At Firstsource, we host female-focussed events that celebrate professional achievements of women in the workforce. We also provide safe environments for female workers to voice views and concerns.
For example, at our office in Derby, we held a Women in Leadership event to promote conversations about the female experience in the workplace. The event had a great turnout and provided our female employees with more opportunities to share ideas and voice struggles. Many conversations were sparked about how to improve the experience women have in the work environment.
We also run a mentoring programme to connect women with more senior female colleagues who provide insights, training, and resources to help progress in mentees’ careers. Having a mentor increases assertiveness and creates a supportive working environment. Receiving feedback through mentoring can improve confidence and reduce gender-specific worries, which in turn can have a positive impact on mental health.

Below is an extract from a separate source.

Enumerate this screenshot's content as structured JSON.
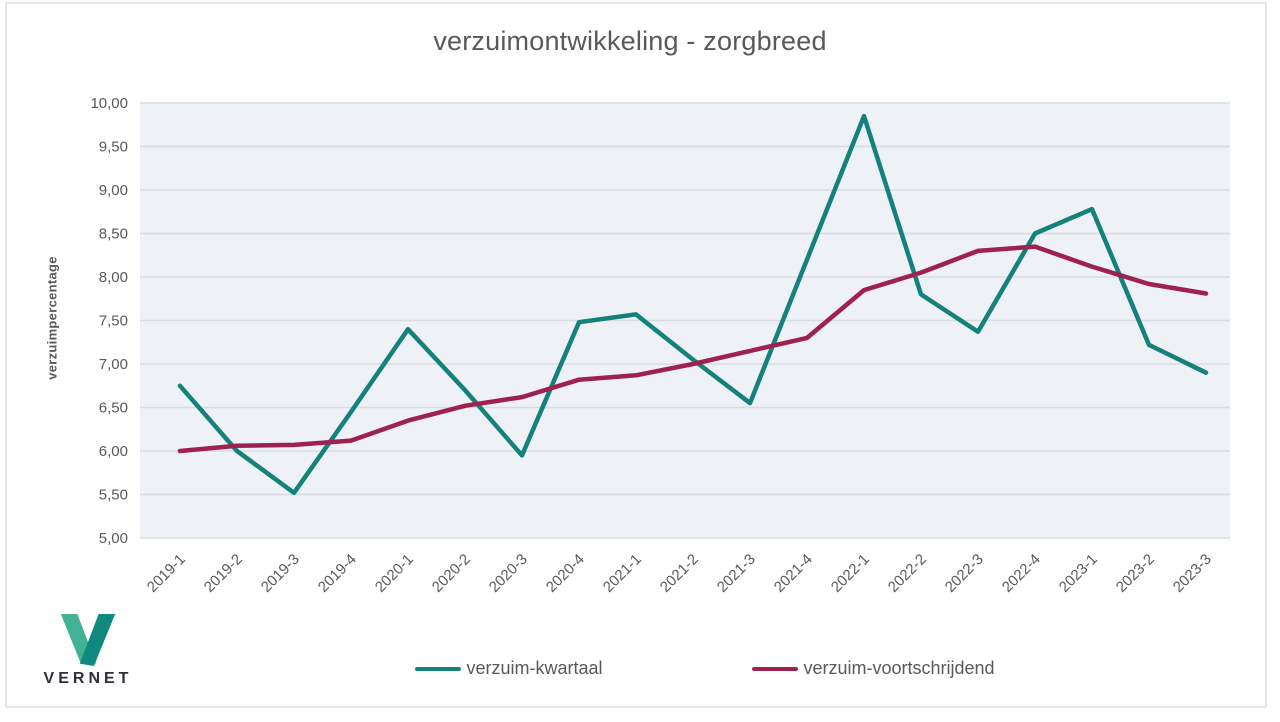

Adopting hybrid working during the pandemic improved work-life balance for many working parents. Hybrid working provided more flexibility and opportunities for both parents to share childcare responsibility more equally. We offer flexible options to work from home, enabling women to pursue careers even in instances where they might be a primary care giver, as it gives them more flexibility to balance work and care responsibilities.

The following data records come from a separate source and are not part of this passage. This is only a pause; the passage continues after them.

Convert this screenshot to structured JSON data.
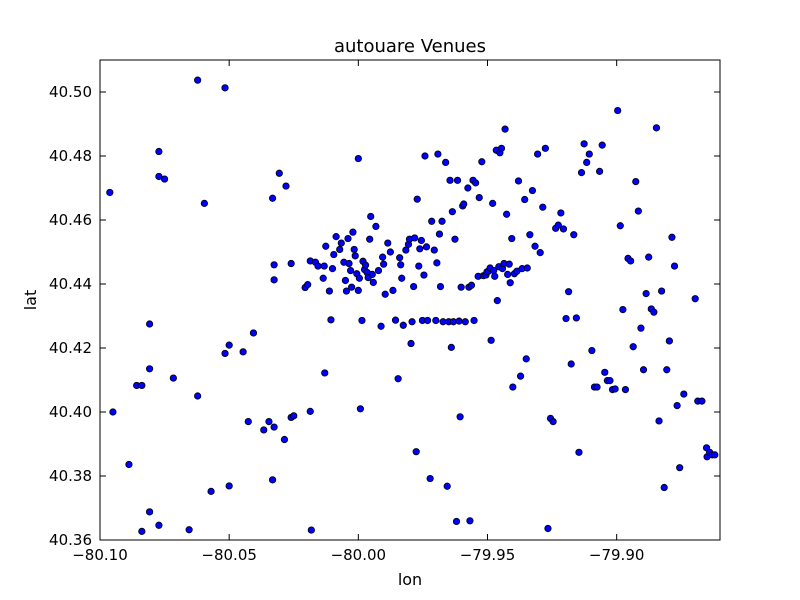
{
  "chart_data": {
    "type": "scatter",
    "title": "autouare Venues",
    "xlabel": "lon",
    "ylabel": "lat",
    "xlim": [
      -80.1,
      -79.86
    ],
    "ylim": [
      40.36,
      40.51
    ],
    "xticks": [
      -80.1,
      -80.05,
      -80.0,
      -79.95,
      -79.9
    ],
    "xtick_labels": [
      "−80.10",
      "−80.05",
      "−80.00",
      "−79.95",
      "−79.90"
    ],
    "yticks": [
      40.36,
      40.38,
      40.4,
      40.42,
      40.44,
      40.46,
      40.48,
      40.5
    ],
    "ytick_labels": [
      "40.36",
      "40.38",
      "40.40",
      "40.42",
      "40.44",
      "40.46",
      "40.48",
      "40.50"
    ],
    "grid": false,
    "marker_color": "#0000ff",
    "marker_edge": "#000000",
    "series": [
      {
        "points": [
          [
            -80.0962,
            40.4686
          ],
          [
            -80.095,
            40.4
          ],
          [
            -80.0888,
            40.3836
          ],
          [
            -80.0858,
            40.4083
          ],
          [
            -80.0838,
            40.4083
          ],
          [
            -80.0838,
            40.3627
          ],
          [
            -80.0808,
            40.4275
          ],
          [
            -80.0808,
            40.4135
          ],
          [
            -80.0808,
            40.3688
          ],
          [
            -80.0772,
            40.4814
          ],
          [
            -80.0772,
            40.4736
          ],
          [
            -80.075,
            40.4728
          ],
          [
            -80.0772,
            40.3646
          ],
          [
            -80.0716,
            40.4106
          ],
          [
            -80.0655,
            40.3632
          ],
          [
            -80.0622,
            40.5037
          ],
          [
            -80.0622,
            40.405
          ],
          [
            -80.0596,
            40.4652
          ],
          [
            -80.057,
            40.3752
          ],
          [
            -80.0516,
            40.5013
          ],
          [
            -80.0516,
            40.4183
          ],
          [
            -80.05,
            40.4209
          ],
          [
            -80.05,
            40.3769
          ],
          [
            -80.0446,
            40.4188
          ],
          [
            -80.0426,
            40.397
          ],
          [
            -80.0406,
            40.4247
          ],
          [
            -80.0366,
            40.3944
          ],
          [
            -80.0346,
            40.397
          ],
          [
            -80.0332,
            40.4668
          ],
          [
            -80.0332,
            40.3788
          ],
          [
            -80.0326,
            40.3953
          ],
          [
            -80.0326,
            40.446
          ],
          [
            -80.0326,
            40.4413
          ],
          [
            -80.0306,
            40.4746
          ],
          [
            -80.0286,
            40.3914
          ],
          [
            -80.028,
            40.4706
          ],
          [
            -80.026,
            40.4464
          ],
          [
            -80.026,
            40.3983
          ],
          [
            -80.025,
            40.3988
          ],
          [
            -80.0206,
            40.4389
          ],
          [
            -80.0196,
            40.4398
          ],
          [
            -80.0186,
            40.4472
          ],
          [
            -80.0186,
            40.4002
          ],
          [
            -80.0182,
            40.3631
          ],
          [
            -80.0166,
            40.4468
          ],
          [
            -80.0156,
            40.4456
          ],
          [
            -80.0136,
            40.4418
          ],
          [
            -80.0132,
            40.4456
          ],
          [
            -80.013,
            40.4122
          ],
          [
            -80.0126,
            40.4518
          ],
          [
            -80.0112,
            40.4378
          ],
          [
            -80.0106,
            40.4288
          ],
          [
            -80.01,
            40.4448
          ],
          [
            -80.0095,
            40.4492
          ],
          [
            -80.0086,
            40.4548
          ],
          [
            -80.0072,
            40.4508
          ],
          [
            -80.0066,
            40.4528
          ],
          [
            -80.0056,
            40.4468
          ],
          [
            -80.005,
            40.4411
          ],
          [
            -80.0046,
            40.4378
          ],
          [
            -80.004,
            40.4542
          ],
          [
            -80.0036,
            40.4464
          ],
          [
            -80.003,
            40.4442
          ],
          [
            -80.0026,
            40.439
          ],
          [
            -80.0021,
            40.4562
          ],
          [
            -80.0016,
            40.4508
          ],
          [
            -80.0012,
            40.4488
          ],
          [
            -80.0006,
            40.4432
          ],
          [
            -80.0,
            40.4792
          ],
          [
            -80.0,
            40.438
          ],
          [
            -79.9996,
            40.4418
          ],
          [
            -79.9992,
            40.401
          ],
          [
            -79.9986,
            40.4286
          ],
          [
            -79.9982,
            40.4471
          ],
          [
            -79.9976,
            40.4445
          ],
          [
            -79.9972,
            40.4459
          ],
          [
            -79.9966,
            40.4436
          ],
          [
            -79.9962,
            40.442
          ],
          [
            -79.9956,
            40.454
          ],
          [
            -79.9952,
            40.4611
          ],
          [
            -79.9946,
            40.443
          ],
          [
            -79.9942,
            40.4405
          ],
          [
            -79.9932,
            40.458
          ],
          [
            -79.9922,
            40.4442
          ],
          [
            -79.9912,
            40.4268
          ],
          [
            -79.9906,
            40.4484
          ],
          [
            -79.9902,
            40.4462
          ],
          [
            -79.9896,
            40.4368
          ],
          [
            -79.9886,
            40.4528
          ],
          [
            -79.9876,
            40.45
          ],
          [
            -79.9866,
            40.438
          ],
          [
            -79.9856,
            40.4287
          ],
          [
            -79.9846,
            40.4104
          ],
          [
            -79.984,
            40.4482
          ],
          [
            -79.9836,
            40.446
          ],
          [
            -79.9832,
            40.4418
          ],
          [
            -79.9826,
            40.4271
          ],
          [
            -79.9816,
            40.4506
          ],
          [
            -79.9806,
            40.4524
          ],
          [
            -79.9802,
            40.454
          ],
          [
            -79.9796,
            40.4214
          ],
          [
            -79.9792,
            40.4282
          ],
          [
            -79.9786,
            40.4392
          ],
          [
            -79.9782,
            40.4544
          ],
          [
            -79.9776,
            40.3876
          ],
          [
            -79.9772,
            40.4665
          ],
          [
            -79.9766,
            40.4456
          ],
          [
            -79.9762,
            40.451
          ],
          [
            -79.9756,
            40.4536
          ],
          [
            -79.9752,
            40.4286
          ],
          [
            -79.9746,
            40.4428
          ],
          [
            -79.9742,
            40.48
          ],
          [
            -79.9736,
            40.4516
          ],
          [
            -79.9732,
            40.4286
          ],
          [
            -79.9722,
            40.3792
          ],
          [
            -79.9716,
            40.4596
          ],
          [
            -79.9706,
            40.4506
          ],
          [
            -79.97,
            40.4286
          ],
          [
            -79.9696,
            40.4466
          ],
          [
            -79.9692,
            40.4806
          ],
          [
            -79.9686,
            40.4556
          ],
          [
            -79.9682,
            40.4392
          ],
          [
            -79.9676,
            40.4596
          ],
          [
            -79.9672,
            40.4282
          ],
          [
            -79.9662,
            40.478
          ],
          [
            -79.9656,
            40.3768
          ],
          [
            -79.965,
            40.4282
          ],
          [
            -79.9645,
            40.4724
          ],
          [
            -79.964,
            40.4202
          ],
          [
            -79.9636,
            40.4626
          ],
          [
            -79.9632,
            40.4282
          ],
          [
            -79.9626,
            40.454
          ],
          [
            -79.962,
            40.3658
          ],
          [
            -79.9616,
            40.4724
          ],
          [
            -79.961,
            40.4284
          ],
          [
            -79.9606,
            40.3985
          ],
          [
            -79.9602,
            40.439
          ],
          [
            -79.9596,
            40.4644
          ],
          [
            -79.9592,
            40.465
          ],
          [
            -79.9586,
            40.4282
          ],
          [
            -79.9576,
            40.47
          ],
          [
            -79.9572,
            40.439
          ],
          [
            -79.9568,
            40.366
          ],
          [
            -79.9562,
            40.4396
          ],
          [
            -79.9556,
            40.4724
          ],
          [
            -79.9552,
            40.4286
          ],
          [
            -79.9546,
            40.4716
          ],
          [
            -79.9536,
            40.4424
          ],
          [
            -79.9532,
            40.467
          ],
          [
            -79.9522,
            40.4782
          ],
          [
            -79.9516,
            40.4426
          ],
          [
            -79.9506,
            40.4428
          ],
          [
            -79.9502,
            40.4438
          ],
          [
            -79.9496,
            40.444
          ],
          [
            -79.949,
            40.445
          ],
          [
            -79.9486,
            40.4224
          ],
          [
            -79.948,
            40.4652
          ],
          [
            -79.9476,
            40.4442
          ],
          [
            -79.9472,
            40.4424
          ],
          [
            -79.9466,
            40.4818
          ],
          [
            -79.9462,
            40.4348
          ],
          [
            -79.9456,
            40.4454
          ],
          [
            -79.9452,
            40.481
          ],
          [
            -79.9446,
            40.4824
          ],
          [
            -79.9442,
            40.4448
          ],
          [
            -79.9436,
            40.4464
          ],
          [
            -79.9432,
            40.4884
          ],
          [
            -79.9426,
            40.4618
          ],
          [
            -79.9422,
            40.443
          ],
          [
            -79.9416,
            40.4462
          ],
          [
            -79.9412,
            40.4404
          ],
          [
            -79.9406,
            40.4542
          ],
          [
            -79.9402,
            40.4078
          ],
          [
            -79.9396,
            40.4432
          ],
          [
            -79.9386,
            40.444
          ],
          [
            -79.938,
            40.4722
          ],
          [
            -79.9372,
            40.4112
          ],
          [
            -79.9366,
            40.4448
          ],
          [
            -79.9356,
            40.4664
          ],
          [
            -79.935,
            40.4166
          ],
          [
            -79.9346,
            40.445
          ],
          [
            -79.9336,
            40.4554
          ],
          [
            -79.9326,
            40.4692
          ],
          [
            -79.9316,
            40.4518
          ],
          [
            -79.9306,
            40.4806
          ],
          [
            -79.9296,
            40.4498
          ],
          [
            -79.9286,
            40.464
          ],
          [
            -79.9276,
            40.4824
          ],
          [
            -79.9266,
            40.3636
          ],
          [
            -79.9256,
            40.398
          ],
          [
            -79.9246,
            40.397
          ],
          [
            -79.9236,
            40.4574
          ],
          [
            -79.9226,
            40.4584
          ],
          [
            -79.9216,
            40.4622
          ],
          [
            -79.9206,
            40.4572
          ],
          [
            -79.9196,
            40.4292
          ],
          [
            -79.9186,
            40.4376
          ],
          [
            -79.9176,
            40.415
          ],
          [
            -79.9166,
            40.4554
          ],
          [
            -79.9156,
            40.4294
          ],
          [
            -79.9146,
            40.3874
          ],
          [
            -79.9136,
            40.4748
          ],
          [
            -79.9126,
            40.4838
          ],
          [
            -79.9116,
            40.478
          ],
          [
            -79.9106,
            40.4806
          ],
          [
            -79.9096,
            40.4192
          ],
          [
            -79.9086,
            40.4078
          ],
          [
            -79.9076,
            40.4078
          ],
          [
            -79.9066,
            40.4752
          ],
          [
            -79.9056,
            40.4834
          ],
          [
            -79.9046,
            40.4124
          ],
          [
            -79.9036,
            40.4098
          ],
          [
            -79.9026,
            40.4098
          ],
          [
            -79.9016,
            40.407
          ],
          [
            -79.9006,
            40.4072
          ],
          [
            -79.8996,
            40.4942
          ],
          [
            -79.8986,
            40.4582
          ],
          [
            -79.8976,
            40.432
          ],
          [
            -79.8966,
            40.407
          ],
          [
            -79.8956,
            40.448
          ],
          [
            -79.8946,
            40.4472
          ],
          [
            -79.8936,
            40.4204
          ],
          [
            -79.8926,
            40.472
          ],
          [
            -79.8916,
            40.4628
          ],
          [
            -79.8906,
            40.4262
          ],
          [
            -79.8896,
            40.4132
          ],
          [
            -79.8886,
            40.437
          ],
          [
            -79.8876,
            40.4484
          ],
          [
            -79.8866,
            40.4322
          ],
          [
            -79.8856,
            40.4312
          ],
          [
            -79.8846,
            40.4888
          ],
          [
            -79.8836,
            40.3972
          ],
          [
            -79.8826,
            40.4378
          ],
          [
            -79.8816,
            40.3764
          ],
          [
            -79.8806,
            40.4132
          ],
          [
            -79.8796,
            40.4222
          ],
          [
            -79.8786,
            40.4546
          ],
          [
            -79.8776,
            40.4456
          ],
          [
            -79.8766,
            40.402
          ],
          [
            -79.8756,
            40.3826
          ],
          [
            -79.874,
            40.4056
          ],
          [
            -79.8696,
            40.4354
          ],
          [
            -79.8686,
            40.4034
          ],
          [
            -79.867,
            40.4034
          ],
          [
            -79.8652,
            40.3888
          ],
          [
            -79.865,
            40.386
          ],
          [
            -79.864,
            40.3874
          ],
          [
            -79.863,
            40.3866
          ],
          [
            -79.862,
            40.3866
          ]
        ]
      }
    ]
  }
}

Progressive maternity policies are another way to provide more support employees. We’ve introduced supportive messaging and flexible working from home. With 17% of women leaving the workforce entirely after childbirth, compared with 4% of men, UK employers can clearly do more to support women. Our maternity policy helps provide an environment of equal opportunity for working mothers and alleviates some of the stress of returning to work after pregnancy.

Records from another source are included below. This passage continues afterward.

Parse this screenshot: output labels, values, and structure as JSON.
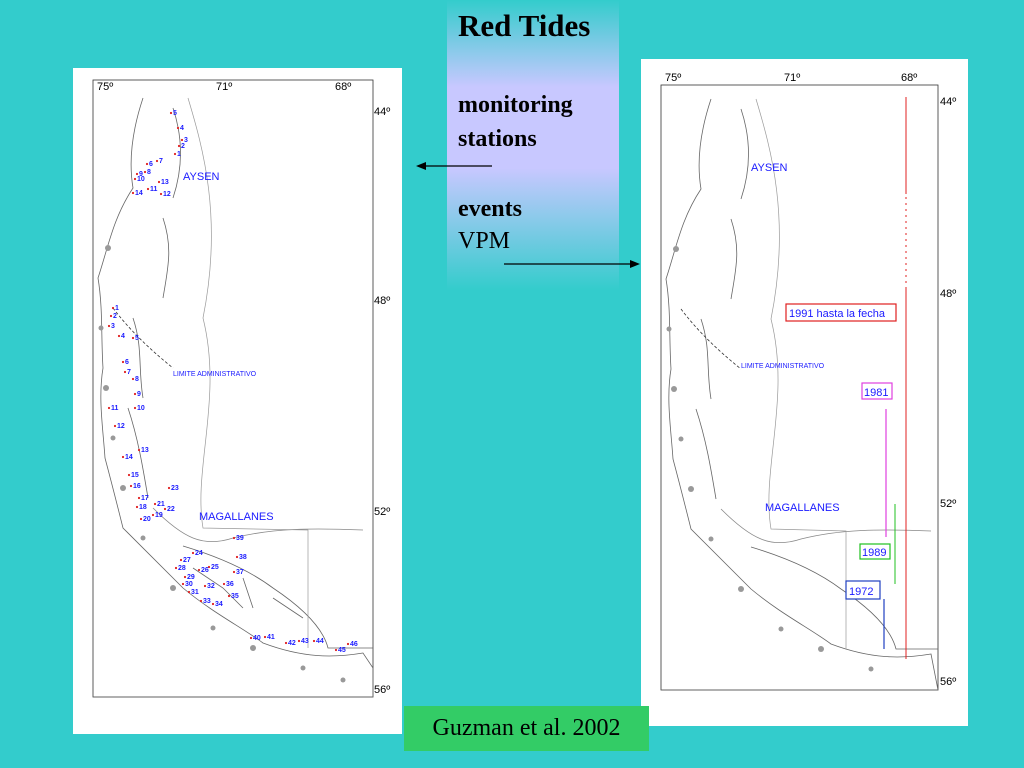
{
  "slide": {
    "title": "Red Tides",
    "label_monitoring": "monitoring",
    "label_stations": "stations",
    "label_events": "events",
    "label_vpm": "VPM",
    "citation": "Guzman et al. 2002"
  },
  "left_map": {
    "longitude_ticks": [
      "75º",
      "71º",
      "68º"
    ],
    "latitude_ticks": [
      "44º",
      "48º",
      "52º",
      "56º"
    ],
    "region_labels": [
      "AYSEN",
      "MAGALLANES"
    ],
    "boundary_label": "LIMITE ADMINISTRATIVO",
    "aysen_station_numbers": [
      "1",
      "2",
      "3",
      "4",
      "5",
      "6",
      "7",
      "8",
      "9",
      "10",
      "11",
      "12",
      "13",
      "14"
    ],
    "magallanes_station_numbers": [
      "1",
      "2",
      "3",
      "4",
      "5",
      "6",
      "7",
      "8",
      "9",
      "10",
      "11",
      "12",
      "13",
      "14",
      "15",
      "16",
      "17",
      "18",
      "19",
      "20",
      "21",
      "22",
      "23",
      "24",
      "25",
      "26",
      "27",
      "28",
      "29",
      "30",
      "31",
      "32",
      "33",
      "34",
      "35",
      "36",
      "37",
      "38",
      "39",
      "40",
      "41",
      "42",
      "43",
      "44",
      "45",
      "46"
    ]
  },
  "right_map": {
    "longitude_ticks": [
      "75º",
      "71º",
      "68º"
    ],
    "latitude_ticks": [
      "44º",
      "48º",
      "52º",
      "56º"
    ],
    "region_labels": [
      "AYSEN",
      "MAGALLANES"
    ],
    "boundary_label": "LIMITE ADMINISTRATIVO",
    "event_periods": [
      {
        "label": "1991 hasta la fecha",
        "color": "#e02020"
      },
      {
        "label": "1981",
        "color": "#e040e0"
      },
      {
        "label": "1989",
        "color": "#20c020"
      },
      {
        "label": "1972",
        "color": "#2040c0"
      }
    ]
  },
  "colors": {
    "background": "#33cccc",
    "station_text": "#1a1aff",
    "citation_bg": "#33cc66"
  }
}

Earlier this year Nicola Sturgeon, Scotland’s First Minister revealed she is anxious about the menopause, how it might impact her work, and addressed the stigma attached to the subject. Menopause can make working difficult for women, yet frequently it is overlooked as a workplace issue. It is crucial for companies to have menopause policies in place that allow women to carry out their job while taking care of their wellbeing.
Last year, we launched our menopause policy, seeking a more inclusive approach. We offer a variety of support, from inclusive conversations to mental health and wellbeing first aid, and days off. To ensure these policies work, we trained both male and female leaders on female health policies.
Even with specific policies in place, there’s evidence women are likely to be more disadvantaged when they return to work after childbirth. And of course, there’s the gender pay gap.
We found the Bloomberg Gender Equality Index (GEI) a useful benchmarking tool. GEI uses gender-data reporting to measure the performance of public companies and their commitment to transparency.
It helped us measure our approach, policies and results against other companies, and identify areas to improve. It helped us take a step back and ask ourselves, “How can we do more?”. We are proud to be named in the GEI for 2021 and 2022.